Lastly, during the last two years there has been a fear on the liberal
side of the aisle that this bubble of war support was unpoppable because
they could always start another one.  Only in the last few months has it
been generally understood by people who don't follow military matters that
isn't true because we're completely out of troops.
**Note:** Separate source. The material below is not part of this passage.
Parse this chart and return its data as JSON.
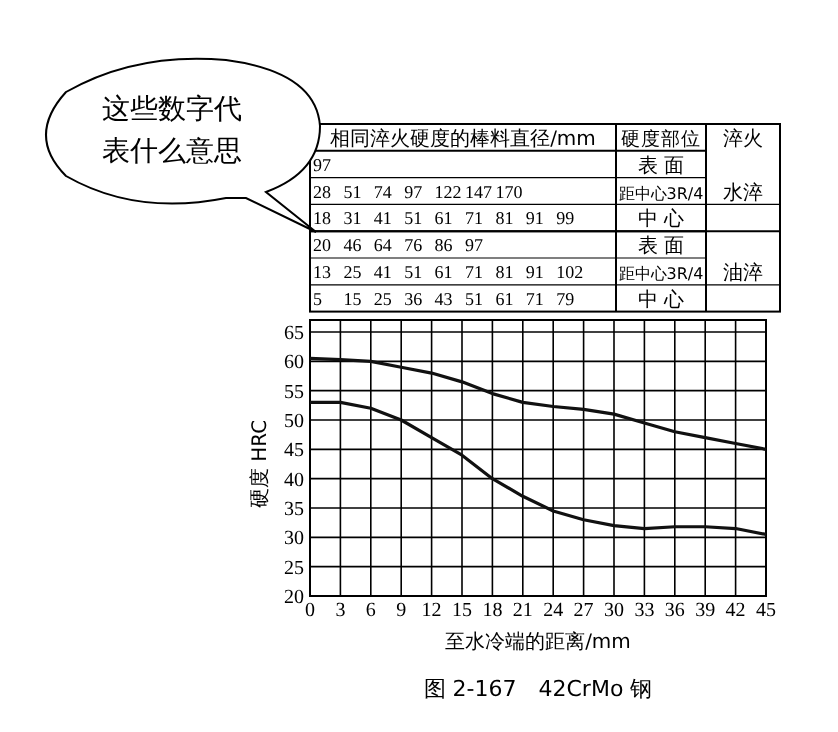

In some ways, the Wilson Plame affair perfectly reflects the contours of
Bush's growing weakness.  It started a month after the fighting in Iraq
was declared done, when it was clear it wasn't done and there wasn't any
WMD.  Plame was exposed then, and it was mentioned that this was breaking
the law, but it the momentum ran out of the Yellowcake scandal before this
second stage took off.  What got it going again last week was a leak to
the Washington Post on September 28th that a Senior Administration
Official (a designation usually reserved for the top names in the
executive branch) contacted 6 different reporters with the Plame story,
and none of them picked it up except Novak.  That same story quoted the
official as saying it was done out of revenge.  And this new development
perfectly coincided with the tipping point of Bush's polls; the clear
failure of his televised address and the highlighting of that poll
decline; the trouble over the $87 billion request made in that speech; a
joint Congressional report that concluded decisively that the
administration had "no new intelligence" when it declared war on Iraq
(i.e., that it was all lies); and a report from David Kay that he had
found nothing.

Like Doug said, the more you look at it, the less surprising it looks.